(398d) Modeling for Complex Interactive Behaviors Among Enterococcus Faecalis Donor and Recipients in Biofilms

Tran, V., Purdue University
Bandyopadhyaya, A., University of Minnesota
Dunny, G. M., University of Minnesota
Ramkrishna, D., Purdue University
Hu, W. S., University of Minnesota, Twin Cities
The pathogen, Enterococcus faecalis, is a leading cause of hospital acquired infections. This species utilizes the mechanism of conjugation to transfer antibiotic resistance from plasmid-harboring antibiotic-resistant donors to plasmid-free antibiotic-sensitive recipients. Specifically, the plasmid pCF10 carried in the donors provides cells with the ability to resist to antibiotics. The two types of signaling molecules which regulate the conjugative transfer of this plasmid are inducer cCF10 and inhibitor iCF10. Peptide cCF10 is produced by recipients. In the presence of both cCF10 and donors in the environment, the peptides enter donor cells, leading to an induction of conjugation. Inhibitor iCF10, on the other hand, is produced by donors and functions to suppress the conjugation. Both types of signaling molecules, which are produced by cells to the environment, can then transfer to the donor cells. Depending on the domination of either cCF10 or iCF10, donors will have different responses: promoting the conjugation when the recipient cells are abundant and restraining the process when the recipient concentration is low.

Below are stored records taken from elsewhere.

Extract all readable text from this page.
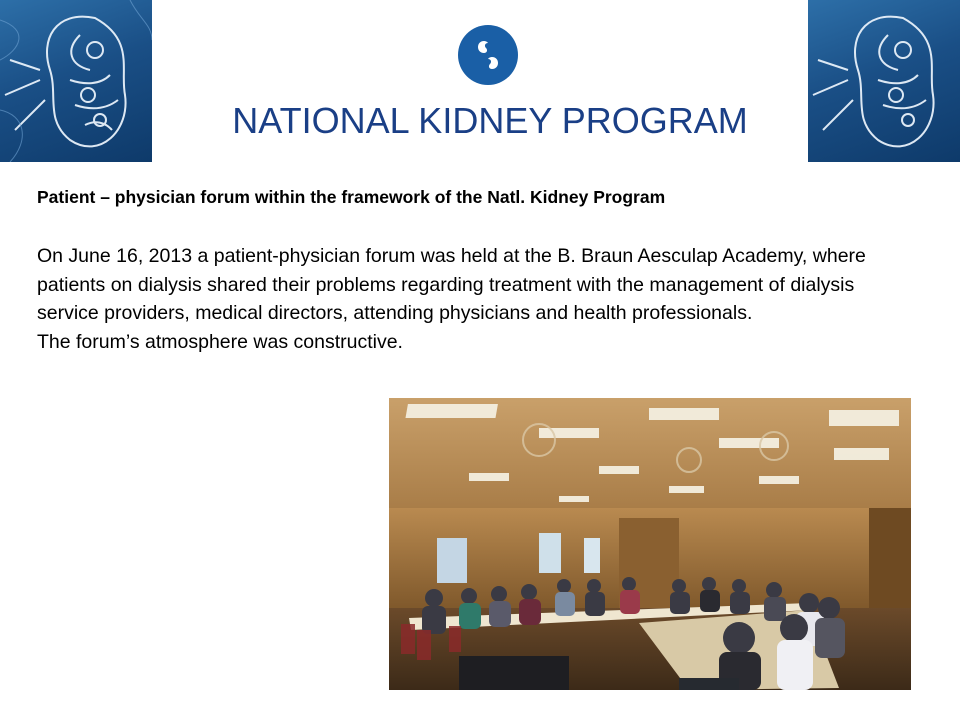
NATIONAL KIDNEY PROGRAM
Patient – physician forum within the framework of the Natl. Kidney Program

On June 16, 2013 a patient-physician forum was held at the B. Braun Aesculap Academy, where patients on dialysis shared their problems regarding treatment with the management of dialysis service providers, medical directors, attending physicians and health professionals.

The forum’s atmosphere was constructive.
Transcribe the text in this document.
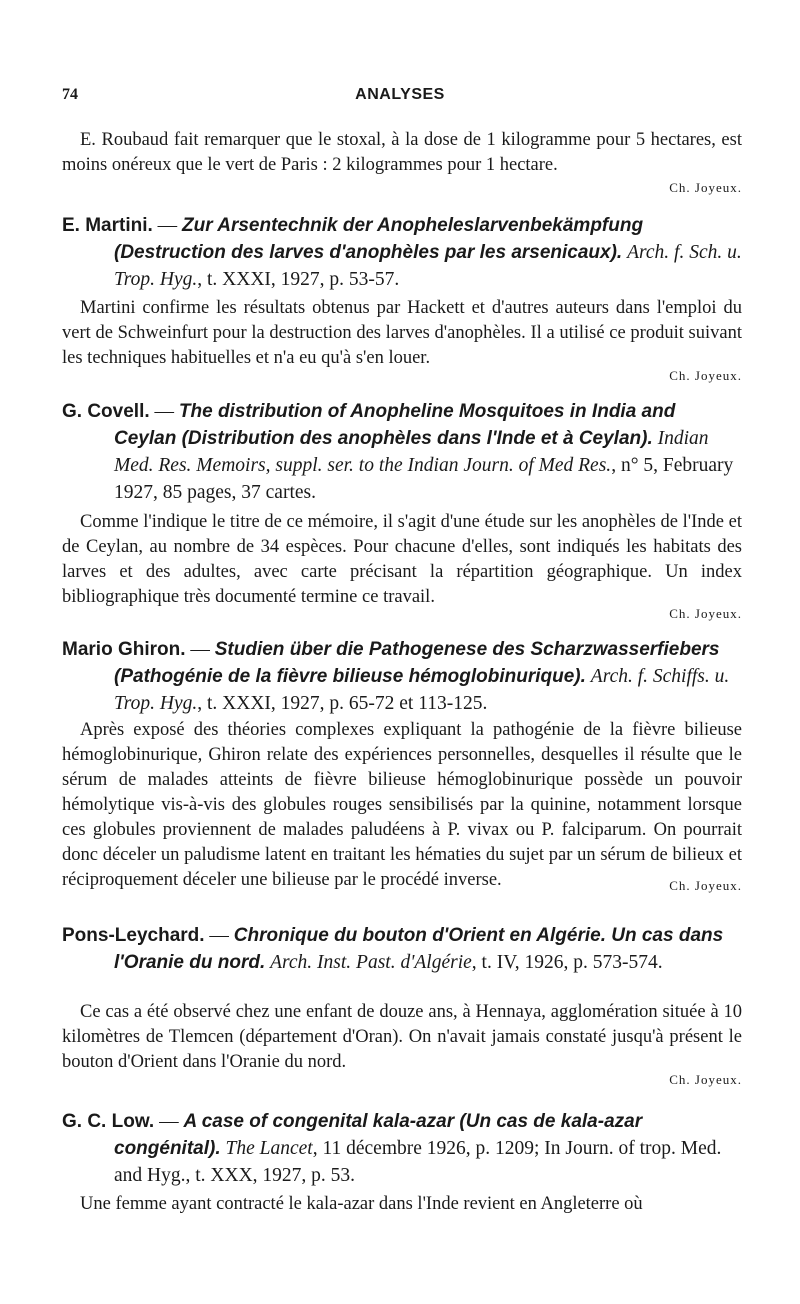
74	ANALYSES

E. Roubaud fait remarquer que le stoxal, à la dose de 1 kilogramme pour 5 hectares, est moins onéreux que le vert de Paris : 2 kilogrammes pour 1 hectare.

Ch. Joyeux.

E. Martini. — Zur Arsentechnik der Anopheleslarvenbekämpfung (Destruction des larves d'anophèles par les arsenicaux). Arch. f. Sch. u. Trop. Hyg., t. XXXI, 1927, p. 53-57.

Martini confirme les résultats obtenus par Hackett et d'autres auteurs dans l'emploi du vert de Schweinfurt pour la destruction des larves d'anophèles. Il a utilisé ce produit suivant les techniques habituelles et n'a eu qu'à s'en louer.

Ch. Joyeux.

G. Covell. — The distribution of Anopheline Mosquitoes in India and Ceylan (Distribution des anophèles dans l'Inde et à Ceylan). Indian Med. Res. Memoirs, suppl. ser. to the Indian Journ. of Med Res., n° 5, February 1927, 85 pages, 37 cartes.

Comme l'indique le titre de ce mémoire, il s'agit d'une étude sur les anophèles de l'Inde et de Ceylan, au nombre de 34 espèces. Pour chacune d'elles, sont indiqués les habitats des larves et des adultes, avec carte précisant la répartition géographique. Un index bibliographique très documenté termine ce travail.

Ch. Joyeux.

Mario Ghiron. — Studien über die Pathogenese des Scharzwasserfiebers (Pathogénie de la fièvre bilieuse hémoglobinurique). Arch. f. Schiffs. u. Trop. Hyg., t. XXXI, 1927, p. 65-72 et 113-125.

Après exposé des théories complexes expliquant la pathogénie de la fièvre bilieuse hémoglobinurique, Ghiron relate des expériences personnelles, desquelles il résulte que le sérum de malades atteints de fièvre bilieuse hémoglobinurique possède un pouvoir hémolytique vis-à-vis des globules rouges sensibilisés par la quinine, notamment lorsque ces globules proviennent de malades paludéens à P. vivax ou P. falciparum. On pourrait donc déceler un paludisme latent en traitant les hématies du sujet par un sérum de bilieux et réciproquement déceler une bilieuse par le procédé inverse.	Ch. Joyeux.

Pons-Leychard. — Chronique du bouton d'Orient en Algérie. Un cas dans l'Oranie du nord. Arch. Inst. Past. d'Algérie, t. IV, 1926, p. 573-574.

Ce cas a été observé chez une enfant de douze ans, à Hennaya, agglomération située à 10 kilomètres de Tlemcen (département d'Oran). On n'avait jamais constaté jusqu'à présent le bouton d'Orient dans l'Oranie du nord.

Ch. Joyeux.

G. C. Low. — A case of congenital kala-azar (Un cas de kala-azar congénital). The Lancet, 11 décembre 1926, p. 1209; In Journ. of trop. Med. and Hyg., t. XXX, 1927, p. 53.

Une femme ayant contracté le kala-azar dans l'Inde revient en Angleterre où
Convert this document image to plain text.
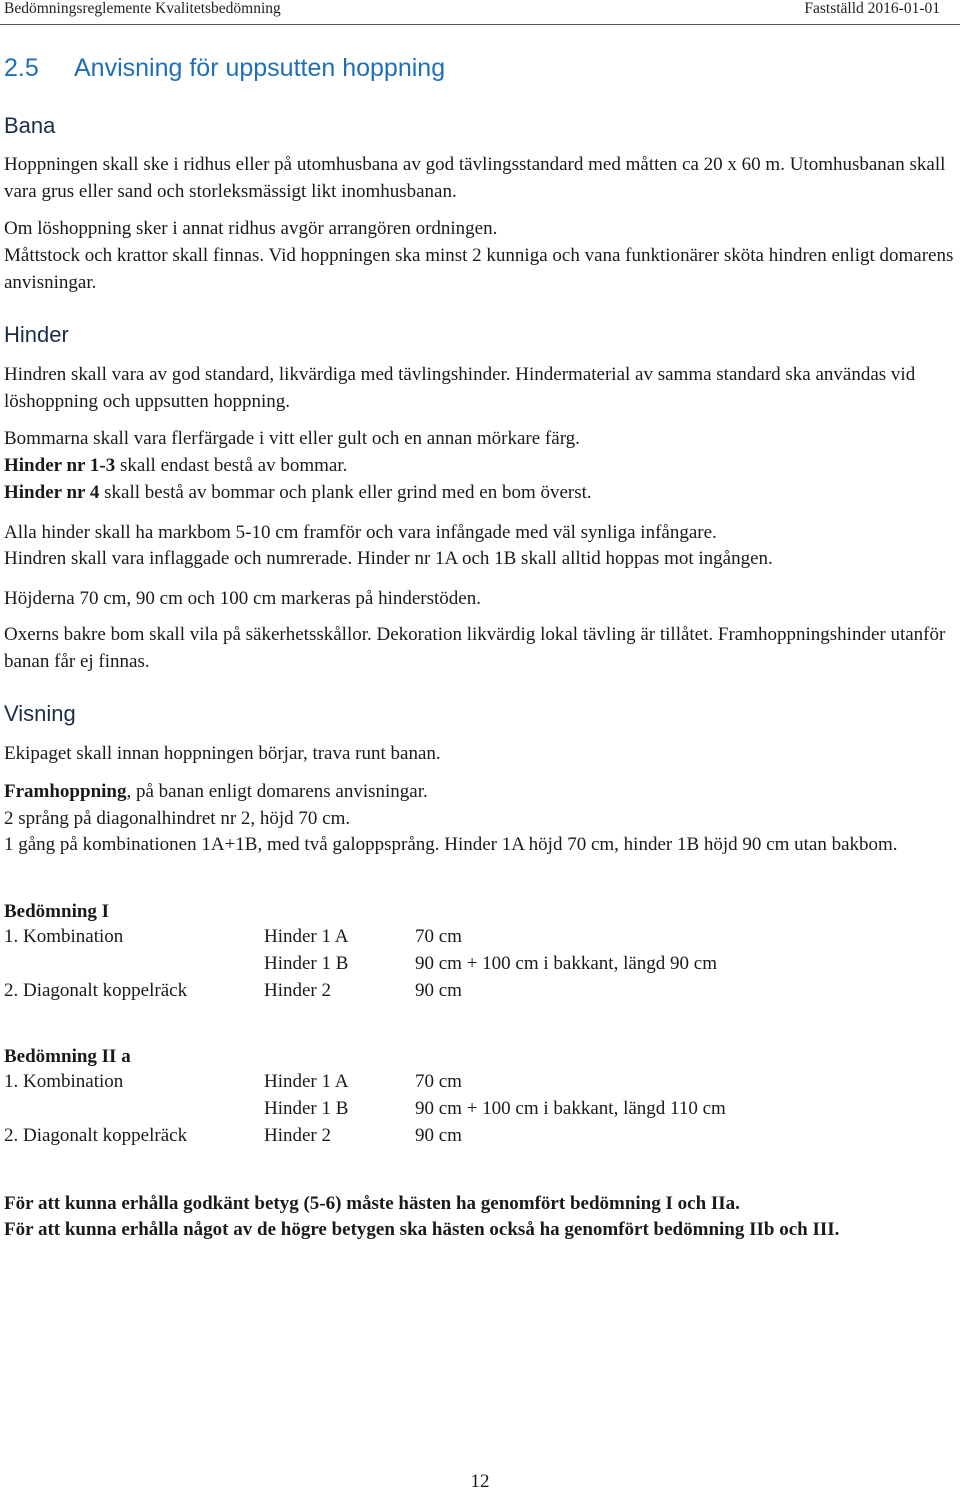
Bedömningsreglemente Kvalitetsbedömning	Fastställd 2016-01-01
2.5 Anvisning för uppsutten hoppning
Bana

Hoppningen skall ske i ridhus eller på utomhusbana av god tävlingsstandard med måtten ca 20 x 60 m. Utomhusbanan skall vara grus eller sand och storleksmässigt likt inomhusbanan.

Om löshoppning sker i annat ridhus avgör arrangören ordningen.

Måttstock och krattor skall finnas. Vid hoppningen ska minst 2 kunniga och vana funktionärer sköta hindren enligt domarens anvisningar.

Hinder

Hindren skall vara av god standard, likvärdiga med tävlingshinder. Hindermaterial av samma standard ska användas vid löshoppning och uppsutten hoppning.

Bommarna skall vara flerfärgade i vitt eller gult och en annan mörkare färg.

Hinder nr 1-3 skall endast bestå av bommar.

Hinder nr 4 skall bestå av bommar och plank eller grind med en bom överst.

Alla hinder skall ha markbom 5-10 cm framför och vara infångade med väl synliga infångare.

Hindren skall vara inflaggade och numrerade. Hinder nr 1A och 1B skall alltid hoppas mot ingången.

Höjderna 70 cm, 90 cm och 100 cm markeras på hinderstöden.

Oxerns bakre bom skall vila på säkerhetsskållor. Dekoration likvärdig lokal tävling är tillåtet. Framhoppningshinder utanför banan får ej finnas.

Visning

Ekipaget skall innan hoppningen börjar, trava runt banan.

Framhoppning, på banan enligt domarens anvisningar.

2 språng på diagonalhindret nr 2, höjd 70 cm.

1 gång på kombinationen 1A+1B, med två galoppsprång. Hinder 1A höjd 70 cm, hinder 1B höjd 90 cm utan bakbom.

Bedömning I

1. Kombination	Hinder 1 A	70 cm
	Hinder 1 B	90 cm + 100 cm i bakkant, längd 90 cm
2. Diagonalt koppelräck	Hinder 2	90 cm

Bedömning II a

1. Kombination	Hinder 1 A	70 cm
	Hinder 1 B	90 cm + 100 cm i bakkant, längd 110 cm
2. Diagonalt koppelräck	Hinder 2	90 cm

För att kunna erhålla godkänt betyg (5-6) måste hästen ha genomfört bedömning I och IIa.

För att kunna erhålla något av de högre betygen ska hästen också ha genomfört bedömning IIb och III.

12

We have formulated a mathematical stochastic model that captures the dynamic interaction and responses of both recipients and donors in the entire population. Both types of cells were embedded inside the biofilm and were influenced by both extracellular cCF10 and iCF10. The model also attempts to capture the plasmid spreading effect through which some recipients are converted into new donors. The biofilm is formulated as a 2D model and is composed of both donors and recipients. This model accounts for the following effects: 1) molecular interaction between intracellular quantities prior to conjugation, 2) mechanistic genetic regulation of the conjugations and the corresponding outcomes, and 3) population level, signal peptides and donor/recipient population in the biofilm and recipients. We anticipate that the initial locations of donors and recipients and the availability of signaling molecules within the biofilm can affect the plasmid transfer between cells. A higher donor concentration means a higher number of available plasmids to transfer but also leads to more production of iCF10, suppressing the conjugation to avoid any wasteful plasmid transfer. This model helps to evaluate these competitive effects in different scenarios and thus provides a full set of conditions at which some factors can be more dominant than others and has the potential to fully capture all the different effects from both donors and recipients. Understanding the balancing between different signaling mechanisms in this system may shed light on new ways of controlling the spread of antibiotic resistance.